Contemporary art market in Asia now bigger than US for first time says Artprice

ASIAN ART MARKET

Visitors enter a Sotheby's auction room in Hong Kong on October 6, 2008 of modern and contemporary art. MIKE CLARKE/AFP/Getty Images

Visitors enter a Sotheby's auction room in Hong Kong for a sale of modern and contemporary art on October 6, 2008.

For the first time ever, the total auction revenue from “contemporary art in Asia” is greater than the total of the United States artprice reports. The statistics are collected from a 12-month period spanning from July 2008 to June 2009. Asia generated €130 million versus the United States’ €123 million.
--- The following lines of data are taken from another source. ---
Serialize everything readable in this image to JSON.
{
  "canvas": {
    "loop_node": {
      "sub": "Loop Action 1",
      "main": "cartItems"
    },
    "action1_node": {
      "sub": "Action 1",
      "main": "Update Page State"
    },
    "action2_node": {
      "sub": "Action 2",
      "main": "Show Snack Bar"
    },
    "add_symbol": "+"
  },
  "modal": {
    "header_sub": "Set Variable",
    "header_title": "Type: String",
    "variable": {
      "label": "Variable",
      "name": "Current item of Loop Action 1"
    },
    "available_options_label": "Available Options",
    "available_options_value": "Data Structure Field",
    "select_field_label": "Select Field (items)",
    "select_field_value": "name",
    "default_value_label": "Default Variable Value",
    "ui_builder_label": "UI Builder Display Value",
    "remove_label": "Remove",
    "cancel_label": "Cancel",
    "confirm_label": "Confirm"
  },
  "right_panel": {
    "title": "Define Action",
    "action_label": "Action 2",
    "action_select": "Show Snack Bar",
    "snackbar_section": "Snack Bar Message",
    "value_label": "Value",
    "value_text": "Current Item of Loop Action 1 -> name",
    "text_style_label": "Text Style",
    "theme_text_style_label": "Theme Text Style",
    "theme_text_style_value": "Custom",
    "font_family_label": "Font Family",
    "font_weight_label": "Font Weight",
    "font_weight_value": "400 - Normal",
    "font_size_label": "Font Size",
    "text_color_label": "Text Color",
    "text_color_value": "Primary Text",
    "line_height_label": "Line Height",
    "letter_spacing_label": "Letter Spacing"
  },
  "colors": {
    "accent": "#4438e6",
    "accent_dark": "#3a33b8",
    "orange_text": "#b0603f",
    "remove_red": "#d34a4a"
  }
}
China is the highest gainer out of this trend, having generated €95 million from contemporary art during the same period.  According to the report, this means China is continuing to “hold on to its third place global geographical art auction revenue ranking.”

The establishment of foreign auction houses such as Christie’s, Sotheby’s and Bonhams in Hong Kong, in combination with the financial strength of Hong Kong and Shanghai are to be accredited for China’s position. For those who are looking to begin collecting Asian art, this does not mean that the price of contemporary Chinese art is back up to its sky-high prices of a couple of years ago. Artprice’s report tell us that in the first half of 2008 the average price of contemporary works sold in China was $65,500, however, in the first half of 2009, this average dropped to $26,800.